A greater proportion of the UK population than before the recent series of economic shocks may need to be unemployed in order to keep a lid on inflation, the Bank of England’s chief economist has claimed today.
Huw Pill, who succeeded Andy Haldane as the Bank’s top wonk, was speaking at an event hosted by Market New. Pill said the natural rate of unemployment has risen as a result of the Covid-19 crisis and Russia’s invasion of Ukraine choking the economy.
Pill, a former Goldman Sachs banker, said the Monetary Policy Committee (MPC), the group of experts who set interest rates in the UK, need to see an increase in joblessness to “reassure” them that inflation is headed back towards their two per cent target.
He agreed that the so-called “natural rate of unemployment”, a phenomenon in economics that tries to pinpoint the level of joblessness needed to ensure inflation doesn’t spiral out of control, has climbed due to a reduction in the UK’s economic potential since the pandemic.
Central banks tend to try to lift unemployment when prices are rising rapidly to reduce demand – which should, in theory, put downward pressure on inflation.
Banks do this by raising interest rates, which raises businesses’ costs and narrows their capacity to take on additional workers.
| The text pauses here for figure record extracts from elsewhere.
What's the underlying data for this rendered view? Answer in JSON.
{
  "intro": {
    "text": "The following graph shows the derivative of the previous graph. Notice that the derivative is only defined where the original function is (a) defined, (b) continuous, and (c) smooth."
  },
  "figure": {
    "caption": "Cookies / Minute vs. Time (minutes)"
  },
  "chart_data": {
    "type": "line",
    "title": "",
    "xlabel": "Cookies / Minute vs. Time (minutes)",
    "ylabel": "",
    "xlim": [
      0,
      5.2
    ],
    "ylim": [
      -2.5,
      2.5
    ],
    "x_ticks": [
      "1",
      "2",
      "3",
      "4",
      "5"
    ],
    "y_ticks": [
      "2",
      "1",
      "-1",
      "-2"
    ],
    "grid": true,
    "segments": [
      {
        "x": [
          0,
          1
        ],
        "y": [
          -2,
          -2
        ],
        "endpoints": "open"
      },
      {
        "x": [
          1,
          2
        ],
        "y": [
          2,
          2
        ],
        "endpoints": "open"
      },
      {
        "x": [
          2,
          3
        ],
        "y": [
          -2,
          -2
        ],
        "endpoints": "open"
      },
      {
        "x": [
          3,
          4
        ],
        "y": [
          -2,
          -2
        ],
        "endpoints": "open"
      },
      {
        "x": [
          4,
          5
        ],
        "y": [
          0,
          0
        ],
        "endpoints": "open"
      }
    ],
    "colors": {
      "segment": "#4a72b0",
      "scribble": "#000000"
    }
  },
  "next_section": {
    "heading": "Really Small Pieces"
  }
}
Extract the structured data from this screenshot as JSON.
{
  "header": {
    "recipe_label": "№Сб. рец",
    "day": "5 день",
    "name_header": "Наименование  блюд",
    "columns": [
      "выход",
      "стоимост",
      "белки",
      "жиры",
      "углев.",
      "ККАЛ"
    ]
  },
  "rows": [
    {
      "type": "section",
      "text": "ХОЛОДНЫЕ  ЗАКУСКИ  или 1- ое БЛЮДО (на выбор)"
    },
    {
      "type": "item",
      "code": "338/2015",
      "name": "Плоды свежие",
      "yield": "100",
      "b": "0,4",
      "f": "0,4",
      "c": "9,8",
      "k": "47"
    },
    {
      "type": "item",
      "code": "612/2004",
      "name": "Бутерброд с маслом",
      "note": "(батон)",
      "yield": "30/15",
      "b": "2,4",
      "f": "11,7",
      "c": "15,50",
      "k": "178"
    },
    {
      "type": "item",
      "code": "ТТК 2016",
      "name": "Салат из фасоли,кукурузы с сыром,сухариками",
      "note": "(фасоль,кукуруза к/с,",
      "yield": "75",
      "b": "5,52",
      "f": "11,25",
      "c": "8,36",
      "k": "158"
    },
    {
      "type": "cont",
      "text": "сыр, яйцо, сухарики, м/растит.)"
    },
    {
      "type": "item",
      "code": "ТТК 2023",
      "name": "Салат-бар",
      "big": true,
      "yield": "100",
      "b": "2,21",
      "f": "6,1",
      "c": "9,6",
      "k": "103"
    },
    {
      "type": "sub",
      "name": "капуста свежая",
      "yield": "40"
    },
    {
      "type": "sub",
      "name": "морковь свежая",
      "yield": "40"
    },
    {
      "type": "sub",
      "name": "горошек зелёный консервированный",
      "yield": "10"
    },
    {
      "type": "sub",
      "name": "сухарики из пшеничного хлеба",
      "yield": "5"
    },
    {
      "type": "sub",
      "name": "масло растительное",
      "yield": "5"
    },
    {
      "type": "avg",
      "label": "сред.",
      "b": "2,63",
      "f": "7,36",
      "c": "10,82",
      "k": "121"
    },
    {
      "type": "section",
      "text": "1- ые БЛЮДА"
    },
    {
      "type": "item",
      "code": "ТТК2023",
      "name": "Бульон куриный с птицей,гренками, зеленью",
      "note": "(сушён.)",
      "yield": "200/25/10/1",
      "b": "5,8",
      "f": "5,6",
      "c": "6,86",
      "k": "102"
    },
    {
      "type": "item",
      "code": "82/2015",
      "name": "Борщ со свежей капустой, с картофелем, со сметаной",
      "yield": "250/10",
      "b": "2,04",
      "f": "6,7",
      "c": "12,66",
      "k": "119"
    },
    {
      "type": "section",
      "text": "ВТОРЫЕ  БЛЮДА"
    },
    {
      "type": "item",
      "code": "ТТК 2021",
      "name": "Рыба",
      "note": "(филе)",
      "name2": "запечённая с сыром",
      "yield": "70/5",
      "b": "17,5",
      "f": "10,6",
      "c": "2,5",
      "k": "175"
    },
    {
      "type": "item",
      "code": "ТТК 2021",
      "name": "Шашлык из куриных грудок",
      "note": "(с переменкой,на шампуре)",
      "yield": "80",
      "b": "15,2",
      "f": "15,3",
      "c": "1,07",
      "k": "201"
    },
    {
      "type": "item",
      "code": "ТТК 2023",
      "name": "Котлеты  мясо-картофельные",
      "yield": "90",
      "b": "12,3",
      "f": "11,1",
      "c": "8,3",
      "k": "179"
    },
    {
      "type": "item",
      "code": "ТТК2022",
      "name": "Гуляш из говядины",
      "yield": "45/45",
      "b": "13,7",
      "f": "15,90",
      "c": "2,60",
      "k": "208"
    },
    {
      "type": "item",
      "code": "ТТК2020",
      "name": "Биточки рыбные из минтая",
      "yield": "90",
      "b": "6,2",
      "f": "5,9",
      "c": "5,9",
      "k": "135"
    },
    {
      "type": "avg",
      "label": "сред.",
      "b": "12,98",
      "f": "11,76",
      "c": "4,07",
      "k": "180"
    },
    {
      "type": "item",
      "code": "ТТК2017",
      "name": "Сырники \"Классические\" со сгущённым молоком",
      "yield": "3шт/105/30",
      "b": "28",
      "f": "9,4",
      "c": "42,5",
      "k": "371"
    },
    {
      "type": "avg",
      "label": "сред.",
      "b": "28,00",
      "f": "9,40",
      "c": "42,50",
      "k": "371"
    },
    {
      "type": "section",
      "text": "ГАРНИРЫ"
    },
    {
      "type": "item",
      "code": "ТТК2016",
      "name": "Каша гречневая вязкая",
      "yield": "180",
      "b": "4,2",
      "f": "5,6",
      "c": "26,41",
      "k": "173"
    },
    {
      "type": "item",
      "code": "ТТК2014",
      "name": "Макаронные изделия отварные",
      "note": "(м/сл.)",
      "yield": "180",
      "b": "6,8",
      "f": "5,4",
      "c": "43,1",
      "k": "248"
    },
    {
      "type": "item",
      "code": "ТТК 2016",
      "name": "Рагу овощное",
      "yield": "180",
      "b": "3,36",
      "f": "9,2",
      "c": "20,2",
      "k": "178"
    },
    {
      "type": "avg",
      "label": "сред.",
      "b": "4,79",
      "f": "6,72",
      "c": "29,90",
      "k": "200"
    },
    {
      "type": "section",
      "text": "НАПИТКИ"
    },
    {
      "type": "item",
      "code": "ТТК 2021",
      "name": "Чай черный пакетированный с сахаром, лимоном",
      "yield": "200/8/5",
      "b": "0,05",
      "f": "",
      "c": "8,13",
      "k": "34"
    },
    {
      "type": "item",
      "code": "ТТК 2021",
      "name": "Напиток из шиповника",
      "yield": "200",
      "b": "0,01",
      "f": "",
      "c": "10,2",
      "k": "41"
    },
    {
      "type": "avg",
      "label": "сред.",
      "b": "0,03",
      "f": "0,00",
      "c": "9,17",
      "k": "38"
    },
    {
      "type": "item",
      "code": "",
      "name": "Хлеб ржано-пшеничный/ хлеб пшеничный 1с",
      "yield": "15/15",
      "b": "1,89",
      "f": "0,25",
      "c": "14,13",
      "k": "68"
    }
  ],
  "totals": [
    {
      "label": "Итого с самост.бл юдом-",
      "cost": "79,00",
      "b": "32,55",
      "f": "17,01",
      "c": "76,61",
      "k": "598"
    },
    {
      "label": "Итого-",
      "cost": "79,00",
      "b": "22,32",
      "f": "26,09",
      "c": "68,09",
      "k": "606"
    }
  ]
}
The UK’s unemployment rate has been hovering around multi-decade lows for over a year.
Britain has suffered a severe terms-of-trade shock, meaning it has seen the amount of money it pays for its imports soar far above the income it receives from selling goods and services around the world.
That jump has been primarily been caused by Russia’s invasion of Ukraine which jolted international energy prices up sharply.
Higher import prices have also played their part in pushing UK inflation to its highest level in 40 years and far above the Bank’s target, rapidly eroding household and business finances.
While projected to fall quickly this year, inflation has been in the double digits since September and is currently running at 10.4 per cent.
Pill said the Bank has hiked interest rates 11 times in a row – at the fastest pace since the 1980s – up to a post-financial crisis high of 4.25 per cent to prevent high inflation embedding in the UK for the long term.
At current rate levels, “we do think we are weighing against inflation,” Pill said.
He explained that firms and families are trying to “resist inflation” by bidding up wages and margins which, if successful, would protect their balance sheets.
Albeit a rational response to soaring living costs, this dynamic risks creating an inflationary cycle in which policymakers would end up having to impose a tough recession to hose down prices.
Markets reckon the Bank will nudge borrowing 25 basis points higher at its next meeting on 11 May. New numbers out next Wednesday are expected to show inflation dropped below 10 per cent in March.